HTTPS connection failures (timeouts) from validation servers

Hey team,

We are also running servers within New Zealand and are all experiencing the same thing this week. They are connected via the 2degrees/Vocus network from Auckland. We have not been made aware of any upstream network configuration changes to our IP ranges.

The differences we have from the above issue is we are running Plesk on them however the symptoms are the same:

  • Fails to renew if HTTPS redirects are enabled.
  • Able to renew if HTTPS redirect is disabled.
  • Get the status 400: "Timeout after connect (your server may be slow or overloaded)" message on all sites on all different servers when renewing.
  • Our ethernet MTU is set to default 1500 across all devices in our network.
  • Firewall is Watchguard, firmware was last updated just over a month ago. Can confirm we have had successful renewals after the last update though.

A domain name for checking in logs is: lambo.enlightenhosting.com

As we're running this via Plesk and the SSL It! extension which speaks ACME I can't provide certbot versions. Can try and help with any debugging necessary as well although pcaps could be tricky on these hosts.

2 Likes

Can you see in lowering your MTU fixes it, and if so, to what value?

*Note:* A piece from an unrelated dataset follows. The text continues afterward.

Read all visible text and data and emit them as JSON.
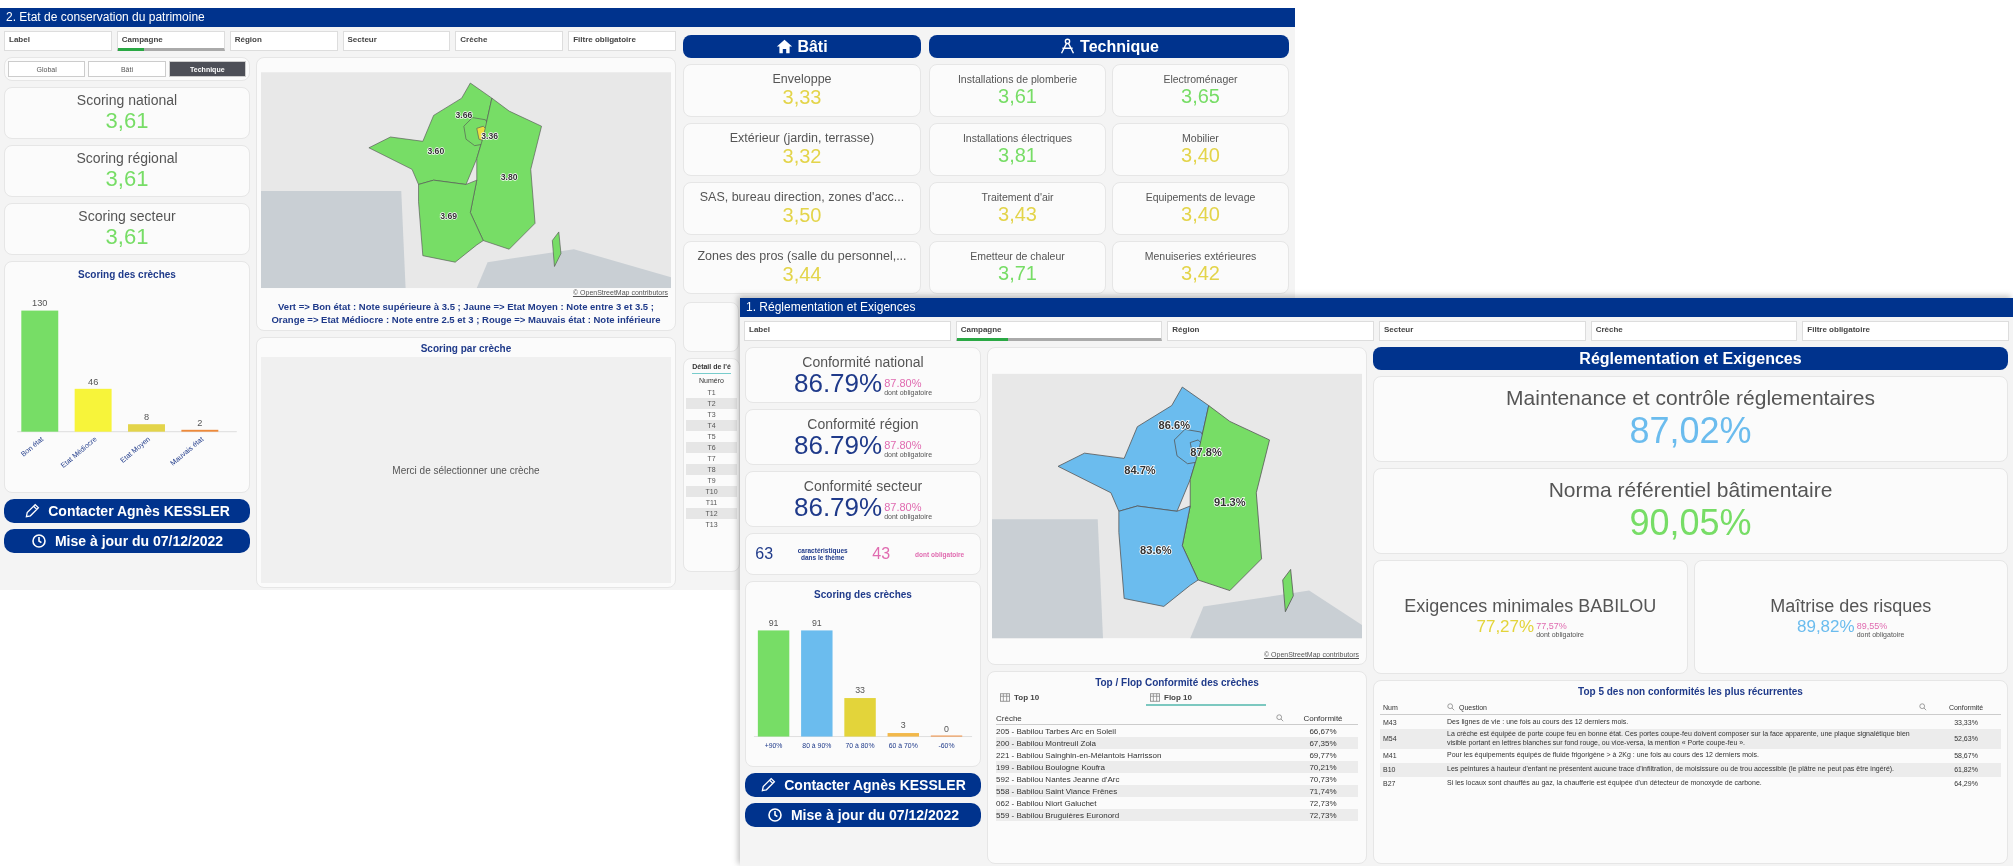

It seems there is likely some ISP or router, probably in New Zealand, which is dropping packets over a certain size.

3 Likes

A tcptraceroute on port 443 from the Let's Encrypt production service back to each of the affected servers we've identified really would help us enormously, even if only for us to bring to Cloudflare support to ask them what's going on, since this seems to be specific to New Zealand providers so far.

1 Like

I can do that soon. Sorry, I haven't read all the posts, but for my own information: is this only happening from our primary perspective, and not secondaries (in AWS)?

4 Likes

Permanent link to this check report shows a few places around the world
with Result of "Connection timed out" for https://compairtech.co.nz.

1 Like

So it seems, but no such problem here for https://webhost19.inspire.net.nz/ : Check website performance and response : Check host - online website monitoring

1 Like

Tomorrow will mark the week long duration of this issue. Please do read the information provided, we have all taken time to provide what we can (while respecting customer privacy etc).

Good information exists here, with an endpoint Let's Encrypt staff can test against. Here: "your server may be slow or overloaded" acme-v02.api - #16 by jc-rimu

I will re-assert: The MTU workaround is NOT a fix.

For the Let's Encrypt team: we do appreciate your steps towards identification/fix.

All of the validation requests for production certificates I've seen so far have come from IPs in 23.178.112.0/24. If I add --staging to my requests, what I assume is both primary and secondary validation (multiple requests from very different networks) has worked every time I've tried it so far.

1 Like

Then the fix would be on who ever is dropping the packet over a certain size.
Do you yet know who they are? And if so have you contacted them as well?

Hi Bruce,

That's what we're trying to determine. I'll take it from here, thank you.

5 Likes

This thread's issue came right for us sometime before 11:45am today; production cert validation now seems to work on all of the previously affected hosts, with a normal 1500 MTU interface, so I thought I should mention that to @mcpherrinm if he does get TCP traceroutes back to us; they may be misleading now as we're no longer suffering the problem, as far as I can tell. I'll update here if it breaks again.

I'm not on the networking side of the room here, but will ask if there have been any relevant changes to how those servers are connected.

EDIT: I mis-understood how caching works; it's in fact still broken for me: HTTPS connection failures (timeouts) from validation servers - #35 by tomryder-inspirenet

2 Likes

It is interesting that @tomryder-inspirenet has seen some change (see Tom's edit + next post) The issue is not resolved for us. This issue is external to any of the hosting providers in the thread.

Scratch that, sorry, I mis-understood how the caching works, and should have been forcing renewal with a fresh account. The problem in fact persists for us, too.

2 Likes

I've seen successful renewals on an affected server, at MTU 1500, what are other people seeing?

1 Like

Yes, it works for me now too: "your server may be slow or overloaded" acme-v02.api - #20 by tomryder-inspirenet

1 Like

Yes, ours are all renewing at MTU 1500 now too as of Friday.

This topic was automatically closed 30 days after the last reply. New replies are no longer allowed.